Shareholder advisory firm Institutional Shareholder Services recommended that
New York Times
investors withhold votes for four directors at the publishing giant, citing complaints made public by Morgan Stanley fund manager Hassan Elmasry.
The ISS report, released Thursday, provides ammunition for Elmasry, whose fund holds a 7% stake in the publisher. Elmasry has launched a publicity campaign in favor of
dislodging the company's dual-class share structure, which preserves control in the hands of the Sulzberger family.
The report recommends separating New York Times' chairman and publisher roles, which are both held by Arthur Sulzberger Jr. He beneficially owns about 90% of the company's Class B stock.
"As chairman, Mr. Sulzberger presides over the board of directors; as publisher, he presides over the company's core business," said ISS. "Therefore, he is ultimately accountable to himself, both as chairman and as a Class B shareholder. Neither he nor other members of the management team is accountable to the company's Class A shareowners in any meaningful way."

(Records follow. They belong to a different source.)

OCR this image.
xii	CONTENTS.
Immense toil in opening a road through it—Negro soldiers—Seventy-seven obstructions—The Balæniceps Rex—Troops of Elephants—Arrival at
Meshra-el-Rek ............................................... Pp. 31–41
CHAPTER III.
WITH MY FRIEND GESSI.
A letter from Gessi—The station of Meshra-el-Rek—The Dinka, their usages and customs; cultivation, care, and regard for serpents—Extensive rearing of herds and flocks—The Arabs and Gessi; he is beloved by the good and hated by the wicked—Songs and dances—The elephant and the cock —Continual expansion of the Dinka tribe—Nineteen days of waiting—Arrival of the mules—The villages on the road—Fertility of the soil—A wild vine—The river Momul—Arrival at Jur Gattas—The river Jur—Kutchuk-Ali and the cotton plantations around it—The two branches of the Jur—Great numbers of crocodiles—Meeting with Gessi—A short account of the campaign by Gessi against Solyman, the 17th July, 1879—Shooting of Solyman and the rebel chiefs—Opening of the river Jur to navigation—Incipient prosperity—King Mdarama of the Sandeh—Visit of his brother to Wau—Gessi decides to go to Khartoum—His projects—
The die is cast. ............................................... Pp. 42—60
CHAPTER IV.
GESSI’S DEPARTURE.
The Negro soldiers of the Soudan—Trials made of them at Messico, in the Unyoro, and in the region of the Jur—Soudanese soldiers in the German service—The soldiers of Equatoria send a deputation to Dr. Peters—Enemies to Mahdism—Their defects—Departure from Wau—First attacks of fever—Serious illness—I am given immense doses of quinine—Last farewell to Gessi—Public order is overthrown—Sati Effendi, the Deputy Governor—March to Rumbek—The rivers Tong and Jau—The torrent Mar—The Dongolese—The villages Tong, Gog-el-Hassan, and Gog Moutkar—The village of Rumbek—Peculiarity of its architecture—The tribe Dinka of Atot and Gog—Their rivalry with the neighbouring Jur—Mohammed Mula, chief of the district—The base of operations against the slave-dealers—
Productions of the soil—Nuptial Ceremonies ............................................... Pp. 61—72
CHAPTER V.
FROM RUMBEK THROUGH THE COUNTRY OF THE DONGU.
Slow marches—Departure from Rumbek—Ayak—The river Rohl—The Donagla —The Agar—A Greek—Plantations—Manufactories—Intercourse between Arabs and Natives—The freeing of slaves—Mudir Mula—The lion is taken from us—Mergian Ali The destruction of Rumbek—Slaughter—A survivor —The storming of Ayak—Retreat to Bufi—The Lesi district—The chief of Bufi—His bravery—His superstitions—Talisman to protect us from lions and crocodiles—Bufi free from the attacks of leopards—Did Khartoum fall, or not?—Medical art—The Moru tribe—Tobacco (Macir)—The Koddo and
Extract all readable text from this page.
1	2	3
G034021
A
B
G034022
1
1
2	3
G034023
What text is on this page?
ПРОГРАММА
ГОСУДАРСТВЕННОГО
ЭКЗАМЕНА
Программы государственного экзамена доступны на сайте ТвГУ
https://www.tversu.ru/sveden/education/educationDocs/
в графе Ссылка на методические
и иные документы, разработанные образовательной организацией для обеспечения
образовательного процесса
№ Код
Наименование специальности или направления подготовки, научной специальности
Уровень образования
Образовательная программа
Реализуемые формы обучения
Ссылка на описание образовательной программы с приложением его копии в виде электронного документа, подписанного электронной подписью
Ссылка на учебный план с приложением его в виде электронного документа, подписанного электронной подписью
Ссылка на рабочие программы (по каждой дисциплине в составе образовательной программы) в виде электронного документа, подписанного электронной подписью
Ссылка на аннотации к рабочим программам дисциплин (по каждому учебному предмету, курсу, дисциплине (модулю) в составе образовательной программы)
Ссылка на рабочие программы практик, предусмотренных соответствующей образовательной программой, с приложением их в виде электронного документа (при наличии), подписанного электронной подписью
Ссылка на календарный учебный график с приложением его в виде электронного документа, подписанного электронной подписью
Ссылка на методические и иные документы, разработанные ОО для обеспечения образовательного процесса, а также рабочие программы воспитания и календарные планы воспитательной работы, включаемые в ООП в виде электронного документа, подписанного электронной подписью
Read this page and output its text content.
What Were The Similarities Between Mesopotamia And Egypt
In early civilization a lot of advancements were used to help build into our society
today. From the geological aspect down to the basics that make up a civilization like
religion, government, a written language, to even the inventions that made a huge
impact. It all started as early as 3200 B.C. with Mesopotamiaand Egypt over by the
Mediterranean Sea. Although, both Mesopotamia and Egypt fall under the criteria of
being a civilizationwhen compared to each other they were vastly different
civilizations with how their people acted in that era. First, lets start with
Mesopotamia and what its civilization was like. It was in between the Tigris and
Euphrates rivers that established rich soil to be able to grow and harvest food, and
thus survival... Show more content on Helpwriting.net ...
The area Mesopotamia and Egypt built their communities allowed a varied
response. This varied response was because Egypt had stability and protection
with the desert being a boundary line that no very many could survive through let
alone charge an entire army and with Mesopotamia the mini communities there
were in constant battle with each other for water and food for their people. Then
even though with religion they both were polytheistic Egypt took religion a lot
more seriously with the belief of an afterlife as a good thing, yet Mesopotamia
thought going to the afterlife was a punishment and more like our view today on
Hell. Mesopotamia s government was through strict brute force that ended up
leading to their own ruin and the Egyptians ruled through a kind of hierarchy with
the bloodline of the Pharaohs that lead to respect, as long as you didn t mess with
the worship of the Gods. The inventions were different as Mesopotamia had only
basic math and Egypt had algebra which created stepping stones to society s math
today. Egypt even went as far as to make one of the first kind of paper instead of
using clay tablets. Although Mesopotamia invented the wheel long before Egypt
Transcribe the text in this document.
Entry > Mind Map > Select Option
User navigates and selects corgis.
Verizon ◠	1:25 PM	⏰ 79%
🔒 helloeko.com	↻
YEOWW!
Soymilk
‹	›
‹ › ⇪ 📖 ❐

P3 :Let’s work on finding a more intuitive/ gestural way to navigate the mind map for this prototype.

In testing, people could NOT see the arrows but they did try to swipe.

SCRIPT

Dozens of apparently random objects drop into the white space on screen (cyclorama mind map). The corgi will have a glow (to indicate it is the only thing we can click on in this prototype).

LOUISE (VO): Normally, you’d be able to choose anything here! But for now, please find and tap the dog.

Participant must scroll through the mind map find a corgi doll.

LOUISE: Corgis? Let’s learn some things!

While Class A shareholders of New York Times make up the vast majority of the company's shareholder base, they can elect only four of the company's directors. The remaining nine board members are elected by holders of the Class B shares, which are mostly owned by the Sulzbergers.
"Shareholders are left with few avenues through which to voice their opinion other than by withholding from Class A directors," ISS said in its report. "While we do not advocate removal of the Class A directors, we believe that a strong message to effect change is necessary."
The company responded to the report with a statement saying it was "disappointed" with its conclusions, but it said ISS' decision not to call for the complete removal of the Class A directors was "recognition of the high quality of our board members."
Criticism of the corporate governance practices at New York Times comes amid a period of uncertainty for newspaper publishers as consumers increasingly turn to the Internet for information. While New York Times has established a strong presence on the Web, it has not been able to monetize its digital assets in a way that makes up for the declines at its traditional print business.
Other newspaper publishers that don't use the dual-class share structure, such as
, have been put up for sale under pressure from impatient shareholders and amid deep cuts in editorial staffing.
New York Times' annual shareholders' meeting is scheduled for April 24. Last year, the Morgan Stanley fund, along with other large institutional holders T. Rowe Price and Private Capital Management, withheld votes for Class A directors. That stance resulted in an abnormally high 30% withhold rate.
"A 30% withhold vote is rare and should have sent a strong message to the board," says the ISS report. "While we recognize that the company has taken certain steps, it is arguable whether such steps were taken in response to shareholder pressure and if it indicates a need for continuation of such pressure."